High Holy Days Ticket Prices Are Costing Community
Before Christmas and Easter, many churches display signs that say “Come Worship With Us.” The most important Jewish holidays, by contrast, are just about the only times when Jews cannot walk freely into temples and synagogues to worship.
Unaffiliated Jews can be charged between $200 and $400 for the privilege of attending High Holy Day services, and members must pay $100 to $300. No wonder many stay home.
This year, though, one congregation abandoned the usual system, with results that should cause communities across the United States to sit up and take notice. The National Synagogue in Washington, D.C., opened its sanctuary to all — no tickets, no major fundraising appeal, just a refreshing breath of inclusion.
Before Rosh Hashanah, the synagogue’s rabbi, Shmuel Herzfeld, reached out across the capital area to encourage people to come, and several hundred did. At the Kol Nidre service, he told the sea of faces how glad he was to see so many people he didn’t know, and asked everyone to come and greet him personally after the service so he could invite them to Shabbat dinner at his home over the coming year.
Why can’t more congregations do likewise? The answer, of course, is that High Holy Day seats provide a major source of funds. Even though pledges are accepted, Jews do not pass a contribution platter at services, as Christians do. Ticket sales and fundraising appeals may detract from the spiritual nature of the holidays, but abandoning them could cause a sizeable dent in budgets.
While the traditional approach may maximize annual revenues, it is not designed to build up the Jewish community, or temple budgets, over the long term. That is why we should be seeking out precisely those Jews who balk at spending $300 to attend High Holy Day services, or who can’t be bothered to track down a lower-cost service at an area campus.
We don’t know who these non-attendees are because we don’t meet them.

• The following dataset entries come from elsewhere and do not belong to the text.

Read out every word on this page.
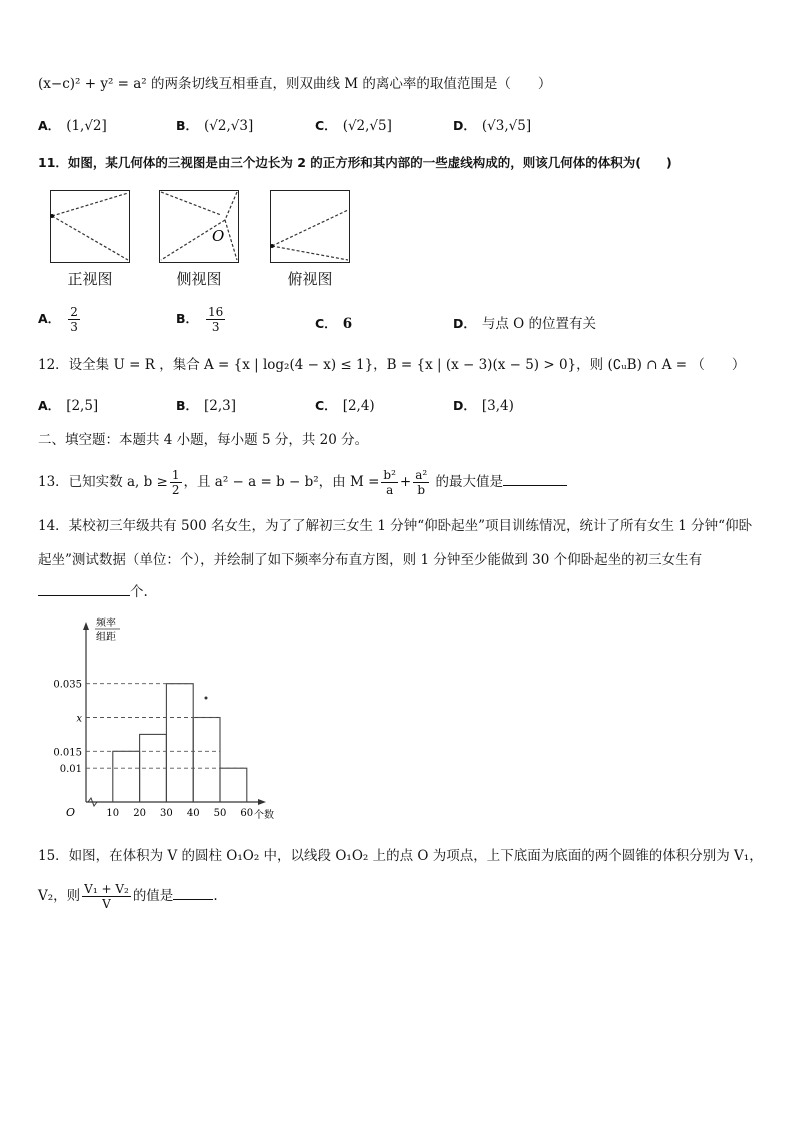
(x−c)² + y² = a² 的两条切线互相垂直，则双曲线 M 的离心率的取值范围是（　　）
A． (1,√2]	B． (√2,√3]	C． (√2,√5]	D． (√3,√5]
11．如图，某几何体的三视图是由三个边长为 2 的正方形和其内部的一些虚线构成的，则该几何体的体积为(　　)
O
正视图	侧视图	俯视图
A． $\frac{2}{3}$	B． $\frac{16}{3}$	C． 6	D． 与点 O 的位置有关
12．设全集 U = R ，集合 A = {x | log₂(4 − x) ≤ 1}，B = {x | (x − 3)(x − 5) > 0}，则 (∁ᵤB) ∩ A = （　　）
A． [2,5]	B． [2,3]	C． [2,4)	D． [3,4)
二、填空题：本题共 4 小题，每小题 5 分，共 20 分。
13．已知实数 a, $b \ge \frac{1}{2}$ ，且 a² − a = b − b²，由 $M = \frac{\text{b²}}{a} + \frac{\text{a²}}{b}$ 的最大值是
14．某校初三年级共有 500 名女生，为了了解初三女生 1 分钟“仰卧起坐”项目训练情况，统计了所有女生 1 分钟“仰卧
起坐”测试数据（单位：个），并绘制了如下频率分布直方图，则 1 分钟至少能做到 30 个仰卧起坐的初三女生有
个.
0.035
x
0.015
0.01
10 20 30 40 50 60
O	个数
频率
组距
15．如图，在体积为 V 的圆柱 O₁O₂ 中，以线段 O₁O₂ 上的点 O 为项点，上下底面为底面的两个圆锥的体积分别为 V₁，
V₂，则 $\frac{\text{V₁ + V₂}}{V}$ 的值是	.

Some who don’t come to services are young people just starting out their adult lives. Others may think that the cost of joining a synagogue or paying for High Holy Day seats is an extravagance. Or they may feel unwelcome, or unused to attending.
Rather than excluding such Jews, we should be getting them to join us during the most important days of the year. It is ironic that while we charge high ticket prices, one of the most popular themes of Kol Nidre divrei torah is returning to the Jewish community.

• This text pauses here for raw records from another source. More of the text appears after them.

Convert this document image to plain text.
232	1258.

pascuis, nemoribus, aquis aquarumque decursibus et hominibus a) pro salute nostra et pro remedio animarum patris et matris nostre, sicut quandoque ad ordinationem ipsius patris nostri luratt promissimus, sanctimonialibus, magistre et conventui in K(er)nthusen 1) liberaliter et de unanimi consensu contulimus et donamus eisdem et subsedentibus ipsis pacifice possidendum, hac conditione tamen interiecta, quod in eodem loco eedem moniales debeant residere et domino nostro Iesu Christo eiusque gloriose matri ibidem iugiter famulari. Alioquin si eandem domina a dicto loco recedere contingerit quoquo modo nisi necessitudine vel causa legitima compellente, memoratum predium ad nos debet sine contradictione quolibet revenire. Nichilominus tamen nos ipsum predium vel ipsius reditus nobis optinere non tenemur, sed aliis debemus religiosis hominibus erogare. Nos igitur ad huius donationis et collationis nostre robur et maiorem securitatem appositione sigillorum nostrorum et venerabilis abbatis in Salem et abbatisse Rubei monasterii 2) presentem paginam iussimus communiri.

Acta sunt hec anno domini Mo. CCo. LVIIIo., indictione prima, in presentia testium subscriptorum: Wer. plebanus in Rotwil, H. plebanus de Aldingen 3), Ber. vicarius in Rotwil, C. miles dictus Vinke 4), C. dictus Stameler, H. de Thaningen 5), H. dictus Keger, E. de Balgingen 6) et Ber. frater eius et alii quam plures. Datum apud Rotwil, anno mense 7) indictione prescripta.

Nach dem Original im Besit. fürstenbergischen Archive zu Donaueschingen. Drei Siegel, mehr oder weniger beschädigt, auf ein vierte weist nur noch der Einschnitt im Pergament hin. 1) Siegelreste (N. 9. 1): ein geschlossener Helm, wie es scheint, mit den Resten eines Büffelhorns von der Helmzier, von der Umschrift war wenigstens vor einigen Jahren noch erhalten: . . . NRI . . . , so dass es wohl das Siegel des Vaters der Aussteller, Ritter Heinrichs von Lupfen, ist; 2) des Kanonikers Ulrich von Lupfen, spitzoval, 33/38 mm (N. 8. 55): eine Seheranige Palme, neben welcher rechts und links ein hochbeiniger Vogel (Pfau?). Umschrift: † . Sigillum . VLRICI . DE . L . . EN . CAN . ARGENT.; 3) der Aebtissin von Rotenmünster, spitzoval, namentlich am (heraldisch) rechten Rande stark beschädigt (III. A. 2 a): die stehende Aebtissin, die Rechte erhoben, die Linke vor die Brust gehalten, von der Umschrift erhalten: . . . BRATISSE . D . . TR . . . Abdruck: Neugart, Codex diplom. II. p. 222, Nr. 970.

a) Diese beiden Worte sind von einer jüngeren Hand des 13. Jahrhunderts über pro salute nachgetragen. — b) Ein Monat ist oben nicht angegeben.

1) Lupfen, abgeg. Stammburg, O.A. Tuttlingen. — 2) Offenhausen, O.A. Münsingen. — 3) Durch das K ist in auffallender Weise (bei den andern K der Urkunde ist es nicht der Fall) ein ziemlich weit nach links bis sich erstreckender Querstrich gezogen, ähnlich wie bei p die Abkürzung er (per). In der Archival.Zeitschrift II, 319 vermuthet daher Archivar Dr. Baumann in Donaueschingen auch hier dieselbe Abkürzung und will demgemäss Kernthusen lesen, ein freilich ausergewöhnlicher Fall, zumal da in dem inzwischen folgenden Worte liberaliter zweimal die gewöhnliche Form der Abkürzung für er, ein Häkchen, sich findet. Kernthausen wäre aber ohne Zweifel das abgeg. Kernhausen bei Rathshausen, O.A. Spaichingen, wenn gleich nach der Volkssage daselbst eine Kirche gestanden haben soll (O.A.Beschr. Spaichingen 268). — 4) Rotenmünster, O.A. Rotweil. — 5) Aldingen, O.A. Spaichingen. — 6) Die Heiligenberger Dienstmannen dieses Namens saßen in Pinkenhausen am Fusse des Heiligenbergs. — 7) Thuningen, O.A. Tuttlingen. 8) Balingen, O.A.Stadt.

Free High Holy Day seating could have a long-term payoff as more Jews become involved and interested in becoming members of synagogues. It may be optimistic to believe that all Jews would become contributors, but it is also realistic to think that many just might do so. After all, Jews tend to be well educated, with decent incomes and a sense of social justice. Once encouraged on the right path, their involvement may grow.
Everyone knows that the Jewish community is shrinking, and many thoughtful and generous philanthropists are trying to stem the outgoing tide. Funds are being devoted to Jewish education, to visits to Israel for teenagers, to beautifying places of worship and to Jewish cultural institutions.
Surely providing free High Holy Day tickets is an equally worthy cause. For a synagogue to be able to have a “Come Worship With Us” sign displayed as prominently as a church on Christmas — that would be a real advance, indeed.
Diana Furchtgott-Roth is a senior fellow at the Hudson Institute.